The same question bothers me too. I don't think you want to keep an exact copy on your site, because of the possible duplicate content penalty. On the other hand, if you have already invested a lot of time in the article and all the background research it's a pitty not to use it on your own site. It seems to me the best way to go is to have two versions of the same article with different wording, one for distribution, and one for yourself.

idolw




msg:410340
 8:19 am on Mar 15, 2006 (gmt 0)

45 links for 5 days is not bad in my opinion

45 quality links? or 45 links from scraper sites?

45 links from links pages in 5 days sounds bad to me. this is done within 60 minutes.

if these are quality reviewed links, then 45 links in 5 days is very cool.

Jane_Doe




msg:410341
 4:26 pm on Mar 15, 2006 (gmt 0)

I have a feeling that to Google links from lots of article directories either is now, or could very easily become, the 2006 version of submitting your sites to hundreds of SEO owned general link directories.

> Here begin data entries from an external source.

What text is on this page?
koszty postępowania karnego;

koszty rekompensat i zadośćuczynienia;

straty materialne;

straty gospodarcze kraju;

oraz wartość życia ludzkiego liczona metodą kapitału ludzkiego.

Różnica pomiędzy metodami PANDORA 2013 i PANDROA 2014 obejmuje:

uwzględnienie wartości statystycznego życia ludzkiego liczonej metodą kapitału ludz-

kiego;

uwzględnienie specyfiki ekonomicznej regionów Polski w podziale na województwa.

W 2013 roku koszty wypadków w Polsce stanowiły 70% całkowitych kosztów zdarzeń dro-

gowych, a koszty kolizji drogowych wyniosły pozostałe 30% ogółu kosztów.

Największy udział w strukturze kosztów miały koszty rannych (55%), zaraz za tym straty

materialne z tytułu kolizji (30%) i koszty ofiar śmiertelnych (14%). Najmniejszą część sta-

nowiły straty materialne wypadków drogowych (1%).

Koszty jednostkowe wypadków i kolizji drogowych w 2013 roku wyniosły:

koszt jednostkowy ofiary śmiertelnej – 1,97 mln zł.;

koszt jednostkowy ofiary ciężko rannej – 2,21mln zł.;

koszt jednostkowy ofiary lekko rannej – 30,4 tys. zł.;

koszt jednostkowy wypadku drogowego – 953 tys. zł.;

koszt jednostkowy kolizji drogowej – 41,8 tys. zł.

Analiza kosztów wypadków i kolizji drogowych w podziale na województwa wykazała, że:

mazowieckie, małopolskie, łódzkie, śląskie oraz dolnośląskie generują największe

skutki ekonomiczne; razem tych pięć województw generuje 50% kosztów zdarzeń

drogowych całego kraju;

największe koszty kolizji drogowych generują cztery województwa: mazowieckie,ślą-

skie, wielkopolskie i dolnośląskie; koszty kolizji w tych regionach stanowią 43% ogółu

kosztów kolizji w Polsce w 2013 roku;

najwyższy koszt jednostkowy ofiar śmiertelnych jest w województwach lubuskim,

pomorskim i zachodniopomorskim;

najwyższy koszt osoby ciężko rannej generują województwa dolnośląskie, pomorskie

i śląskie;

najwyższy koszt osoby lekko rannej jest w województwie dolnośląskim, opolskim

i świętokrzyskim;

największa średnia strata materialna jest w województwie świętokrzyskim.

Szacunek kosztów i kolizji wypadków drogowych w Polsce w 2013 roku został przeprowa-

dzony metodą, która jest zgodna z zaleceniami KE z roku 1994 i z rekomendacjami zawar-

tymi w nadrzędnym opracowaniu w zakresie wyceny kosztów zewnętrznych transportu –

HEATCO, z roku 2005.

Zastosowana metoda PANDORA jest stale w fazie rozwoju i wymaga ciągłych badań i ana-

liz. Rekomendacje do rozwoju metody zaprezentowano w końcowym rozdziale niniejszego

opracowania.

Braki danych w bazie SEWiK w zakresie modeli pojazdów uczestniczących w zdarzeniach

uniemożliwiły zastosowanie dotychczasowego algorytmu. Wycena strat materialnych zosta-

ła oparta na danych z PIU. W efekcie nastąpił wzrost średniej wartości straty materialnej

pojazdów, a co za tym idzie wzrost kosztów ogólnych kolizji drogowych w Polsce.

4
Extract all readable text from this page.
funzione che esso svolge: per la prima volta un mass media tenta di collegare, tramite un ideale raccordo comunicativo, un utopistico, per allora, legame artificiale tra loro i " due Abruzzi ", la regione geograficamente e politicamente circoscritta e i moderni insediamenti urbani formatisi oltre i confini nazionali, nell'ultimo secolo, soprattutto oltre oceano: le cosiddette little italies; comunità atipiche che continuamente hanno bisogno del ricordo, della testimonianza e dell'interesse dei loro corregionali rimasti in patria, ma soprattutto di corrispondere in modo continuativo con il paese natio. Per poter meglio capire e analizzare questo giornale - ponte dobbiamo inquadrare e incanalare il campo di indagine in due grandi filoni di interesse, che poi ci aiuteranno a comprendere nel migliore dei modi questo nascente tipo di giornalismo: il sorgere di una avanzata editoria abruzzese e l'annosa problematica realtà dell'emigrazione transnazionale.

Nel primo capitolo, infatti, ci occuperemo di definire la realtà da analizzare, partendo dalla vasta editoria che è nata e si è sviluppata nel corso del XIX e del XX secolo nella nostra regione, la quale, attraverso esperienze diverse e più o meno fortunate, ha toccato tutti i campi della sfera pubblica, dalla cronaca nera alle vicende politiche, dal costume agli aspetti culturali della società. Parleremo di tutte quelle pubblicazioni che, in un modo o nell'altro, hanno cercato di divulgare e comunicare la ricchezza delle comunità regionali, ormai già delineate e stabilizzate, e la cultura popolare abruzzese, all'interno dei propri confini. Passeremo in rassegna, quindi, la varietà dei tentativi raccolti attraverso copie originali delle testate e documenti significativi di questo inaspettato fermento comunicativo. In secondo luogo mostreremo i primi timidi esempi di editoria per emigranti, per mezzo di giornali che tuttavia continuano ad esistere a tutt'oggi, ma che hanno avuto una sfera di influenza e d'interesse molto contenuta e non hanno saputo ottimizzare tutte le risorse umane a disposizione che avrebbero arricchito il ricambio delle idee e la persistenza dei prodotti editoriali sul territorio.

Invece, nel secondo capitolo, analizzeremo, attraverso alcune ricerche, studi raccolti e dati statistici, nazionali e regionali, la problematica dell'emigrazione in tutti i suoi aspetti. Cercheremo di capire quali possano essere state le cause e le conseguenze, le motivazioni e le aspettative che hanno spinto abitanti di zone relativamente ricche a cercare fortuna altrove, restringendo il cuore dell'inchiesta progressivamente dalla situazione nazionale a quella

So I think suggare's repeated advice to get a variety of different types of links and her advice in this thread to not submit to every beater article directory is probably a pretty wise course.

AuthorityDomains




msg:410342
 9:57 pm on Mar 15, 2006 (gmt 0)

Absolutely Jane_Doe, the key is variety, that's why my sites stay healthy, as this is only part of our link building campaigns. We do lots of other stuff, such as link baiting, press releases, content exchanges, text advertising, etc.

We use 2 versions of the article: 1 for our sites, which is posted before we submit, and another to submit.

So far we have ended up with a mixture of links, some high quality, some with lower PR. What's nice is that the links are all in the body, and because the links are within the article, they are contextual.

We haven't had any problems so far with building links too far, but I will keep this in mind and consider breaking up the submissions into groups.